[rescue] SMP on intel wasteful?

Monty Walls mwalls at castor.oktax.state.ok.us
Mon Jun 24 16:59:47 CDT 2002


On 24 Jun 2002 16:27:37 -0400
Chris Hedemark <chris at yonderway.com> wrote:
[snip]
> On Mon, 2002-06-24 at 15:33, Michael Schiller wrote:
> 
> > Ok, it's real simple. Real machines are designed to last a LONG time. As an
> > example, My mother had a Compaq PC that she bought a few years back, and it came
> > with a 2 gig HD. after less than a year and a half the motherboard died, so they
> > ended up replacing the whole machine, because the new mb wouldn't work with the
> > old drive / memory, etc.
> 
> Sure, you're lucky to get 2 or 3 years out of the crap that is being
> pushed to the bottom end consumer in the PC market.  Even the big guys
> like Compaq, Dell, etc. are peddling cheap wares to the masses.  I got
> burned on something like that once (once) around 1994 buying an Acer
> box.  Every machine I've owned since then has been home rolled.
> 
> Yes, you're right, reliability of the bottom end stuff is a major issue
> in the PC world and I make no excuse for it.
> 

When you can, always buy quality parts, generally big name box pushers use
cheap parts/junk, so buying from Dell or similar is not the right way to
buy personal boxes.  Though their server grade stuff is much better.  

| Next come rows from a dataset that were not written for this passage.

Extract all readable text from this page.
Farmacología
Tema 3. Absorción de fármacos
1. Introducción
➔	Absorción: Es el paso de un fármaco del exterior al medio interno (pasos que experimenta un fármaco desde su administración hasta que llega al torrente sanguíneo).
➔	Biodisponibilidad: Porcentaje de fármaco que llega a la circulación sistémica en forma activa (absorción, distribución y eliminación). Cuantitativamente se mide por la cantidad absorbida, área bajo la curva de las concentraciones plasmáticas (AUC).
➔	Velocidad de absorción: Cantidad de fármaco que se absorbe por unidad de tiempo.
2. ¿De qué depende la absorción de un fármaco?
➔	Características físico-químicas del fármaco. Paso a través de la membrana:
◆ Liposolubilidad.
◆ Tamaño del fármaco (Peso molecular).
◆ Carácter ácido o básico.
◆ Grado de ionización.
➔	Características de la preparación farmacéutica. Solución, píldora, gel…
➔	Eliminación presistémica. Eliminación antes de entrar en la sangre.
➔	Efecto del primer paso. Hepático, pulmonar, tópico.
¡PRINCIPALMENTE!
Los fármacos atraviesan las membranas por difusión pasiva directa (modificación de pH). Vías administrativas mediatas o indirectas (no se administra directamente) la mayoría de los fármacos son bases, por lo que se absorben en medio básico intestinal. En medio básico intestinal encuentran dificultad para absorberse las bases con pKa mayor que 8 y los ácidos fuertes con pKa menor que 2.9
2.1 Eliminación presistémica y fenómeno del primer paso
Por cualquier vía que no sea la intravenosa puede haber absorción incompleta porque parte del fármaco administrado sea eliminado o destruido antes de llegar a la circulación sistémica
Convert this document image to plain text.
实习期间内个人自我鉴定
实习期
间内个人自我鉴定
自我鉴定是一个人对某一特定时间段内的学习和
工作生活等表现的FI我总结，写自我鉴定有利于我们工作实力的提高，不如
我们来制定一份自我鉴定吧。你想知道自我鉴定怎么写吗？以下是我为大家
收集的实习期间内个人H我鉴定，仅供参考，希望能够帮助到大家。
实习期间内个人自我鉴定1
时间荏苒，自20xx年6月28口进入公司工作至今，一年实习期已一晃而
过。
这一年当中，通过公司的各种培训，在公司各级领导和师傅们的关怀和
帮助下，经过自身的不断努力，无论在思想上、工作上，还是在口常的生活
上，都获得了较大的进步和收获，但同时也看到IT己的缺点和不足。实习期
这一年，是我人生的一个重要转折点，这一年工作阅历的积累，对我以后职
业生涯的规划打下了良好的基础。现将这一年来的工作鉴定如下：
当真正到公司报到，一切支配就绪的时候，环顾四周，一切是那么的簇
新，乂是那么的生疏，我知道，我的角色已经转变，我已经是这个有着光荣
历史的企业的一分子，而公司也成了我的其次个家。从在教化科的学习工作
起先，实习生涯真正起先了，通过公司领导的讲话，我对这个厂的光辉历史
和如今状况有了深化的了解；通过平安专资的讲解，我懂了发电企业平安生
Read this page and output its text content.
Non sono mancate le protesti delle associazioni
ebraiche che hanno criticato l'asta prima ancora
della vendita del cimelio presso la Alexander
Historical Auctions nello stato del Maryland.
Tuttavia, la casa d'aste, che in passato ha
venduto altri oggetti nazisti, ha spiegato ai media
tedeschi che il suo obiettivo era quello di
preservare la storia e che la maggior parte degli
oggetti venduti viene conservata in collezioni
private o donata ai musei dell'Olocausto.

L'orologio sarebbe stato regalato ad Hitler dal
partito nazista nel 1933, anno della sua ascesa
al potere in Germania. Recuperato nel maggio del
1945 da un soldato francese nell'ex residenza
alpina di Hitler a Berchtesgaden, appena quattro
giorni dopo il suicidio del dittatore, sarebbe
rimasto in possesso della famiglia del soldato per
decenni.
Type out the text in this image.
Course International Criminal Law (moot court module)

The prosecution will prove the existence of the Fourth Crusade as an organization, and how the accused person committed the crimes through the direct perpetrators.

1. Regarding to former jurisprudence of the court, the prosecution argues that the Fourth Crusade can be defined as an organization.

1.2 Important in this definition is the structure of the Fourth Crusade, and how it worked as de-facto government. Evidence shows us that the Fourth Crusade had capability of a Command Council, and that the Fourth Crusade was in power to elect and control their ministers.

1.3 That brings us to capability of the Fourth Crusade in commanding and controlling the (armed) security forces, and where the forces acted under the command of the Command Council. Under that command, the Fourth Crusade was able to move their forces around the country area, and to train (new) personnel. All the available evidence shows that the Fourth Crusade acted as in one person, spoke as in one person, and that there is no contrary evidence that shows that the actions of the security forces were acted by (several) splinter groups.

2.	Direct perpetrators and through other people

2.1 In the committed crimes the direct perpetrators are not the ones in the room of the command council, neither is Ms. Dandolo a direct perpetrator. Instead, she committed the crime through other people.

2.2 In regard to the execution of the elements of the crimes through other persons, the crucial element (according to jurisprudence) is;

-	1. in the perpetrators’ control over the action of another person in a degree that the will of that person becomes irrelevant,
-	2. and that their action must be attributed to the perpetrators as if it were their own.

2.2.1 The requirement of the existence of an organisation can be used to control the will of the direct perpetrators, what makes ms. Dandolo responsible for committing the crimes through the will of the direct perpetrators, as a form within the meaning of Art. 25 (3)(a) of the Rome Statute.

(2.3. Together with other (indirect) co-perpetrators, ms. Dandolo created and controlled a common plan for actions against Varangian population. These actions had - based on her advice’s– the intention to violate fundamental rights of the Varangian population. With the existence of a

My personal pc is something of a hardware abortion because of that. 
(It's sad when many of your pc parts will be recognized by an Ultra30).

> > When it comes to 'real' hardware, I have a Sun Sparcstation LX running as one of
> > my nameservers. It's currently running Solaris 8, but soon I will upgrade it to
> > Solaris 9. The LX has a 50mhz microsparc CPU in it, approximately equivalent to
> > a 486/66.
> 
> Hmmm I had heard that Solaris 9 wouldn't run on anything earlier than a
> sun4u but haven't actually tried the betas yet.
>

Sun4m
 
> Your use of a Sparcstation LX for running DNS services is exactly what I
> endorsed the platform for.  DNS doesn't need to be speedy, but it needs
> to be darned near 100% reliable.  And I fully endorse the use of low end
> Sun boxen for that use.
> 
> > Tell me, how many 486/66 machines can run the current version of the OS they
> > were originally designed for? Any?
> 
> I would argue though that the 486 processor was not designed for a
> specific OS.  Intel has a track record of supporting the development of
> multiple OS's for its architecture.  Of course Linux was just a dorm
> room experiment back when 486 was king of the desktop, but SCO was still
> one of the OS's Intel was helping out back then, and the latest version
> will still run on a 486/66.
> 

God I hated SCO.  Anyone really like symlinks for all the important files....

[snip
-- 
-Monty Walls (mwalls at castor.oktax.state.ok.us)
-	MIS, Oklahoma Tax Commission
-
- My opinions are my own, my employer knows nothing about it.